Lftf: A Framework for Efficient Tensor Analytics at Scale
Fan Yang,Fanhua Shang,Yuzhen Huang,James Cheng,Jinfeng Li,Yunjian Zhao,Ruihao Zhao
DOI: https://doi.org/10.14778/3067421.3067424
IF: 2.5
2017-01-01
Proceedings of the VLDB Endowment
Abstract:Tensors are higher order generalizations of matrices to model multi-aspect data, e.g., a set of purchase records with the schema (user_id, product_id, timestamp, feedback). Tensor factorization is a powerful technique for generating a model from a tensor, just like matrix factorization generates a model from a matrix, but with higher accuracy and richer information as more attributes are available in a higher- order tensor than a matrix. The data model obtained by tensor factorization can be used for classification, recommendation, anomaly detection, and so on.

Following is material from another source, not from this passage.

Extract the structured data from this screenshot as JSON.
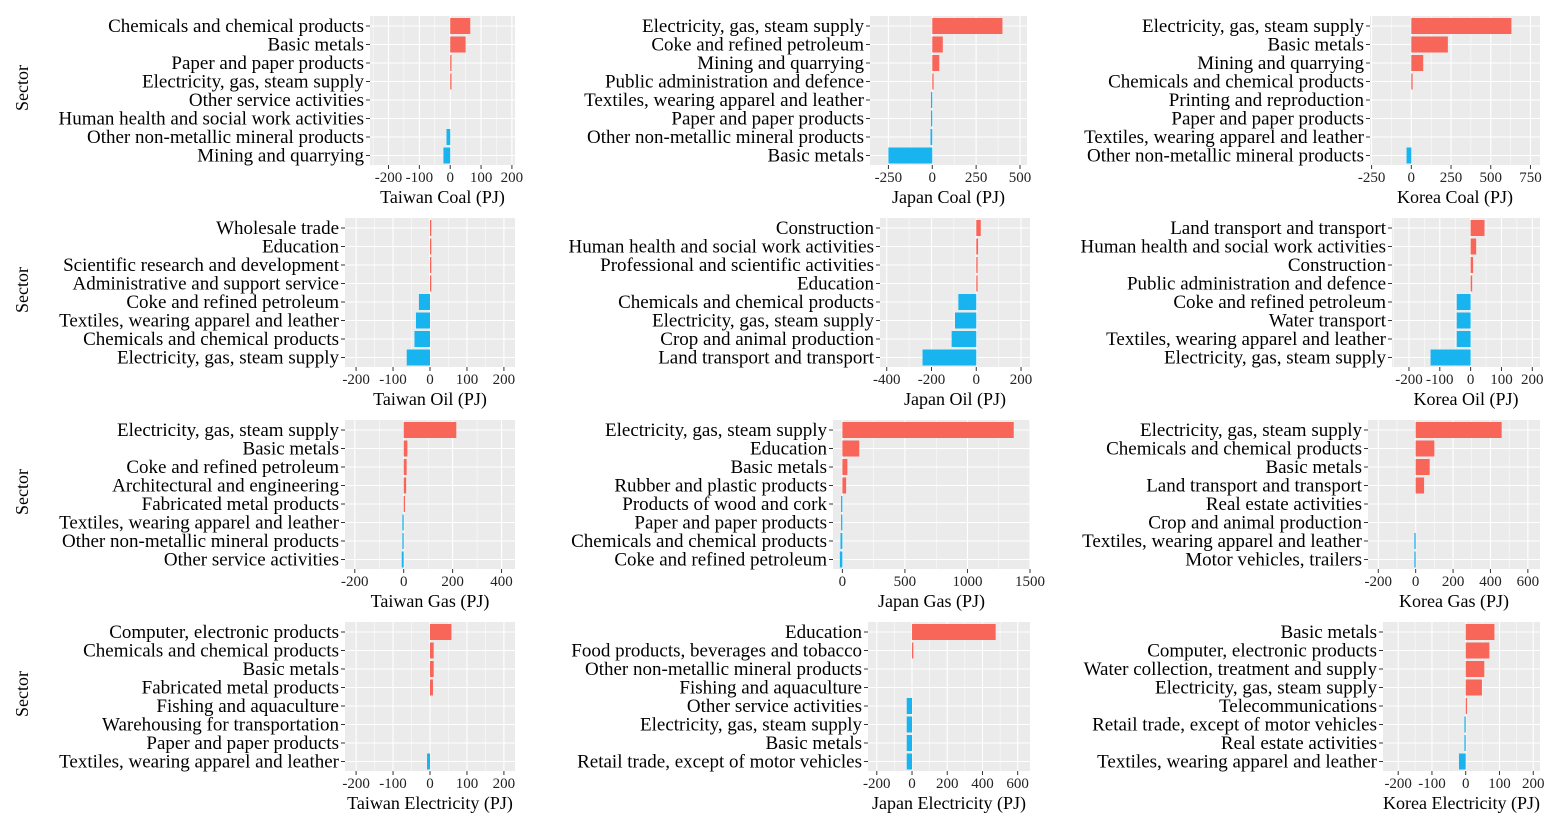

Though having a broad range of applications, tensor factorization has not been popularly applied compared with matrix factorization that has been widely used in recommender systems, mainly due to the high computational cost and poor scalability of existing tensor factorization methods. Efficient and scalable tensor factorization is particularly challenging because real world tensor data are mostly sparse and massive. In this paper, we propose a novel distributed algorithm, called Lock-Free Tensor Factorization (LFTF), which significantly improves the efficiency and scalability of distributed tensor factorization by exploiting asynchronous execution in a re-formulated problem. Our experiments show that LFTF achieves much higher CPU and network throughput than existing methods, converges at least 17 times faster and scales to much larger datasets.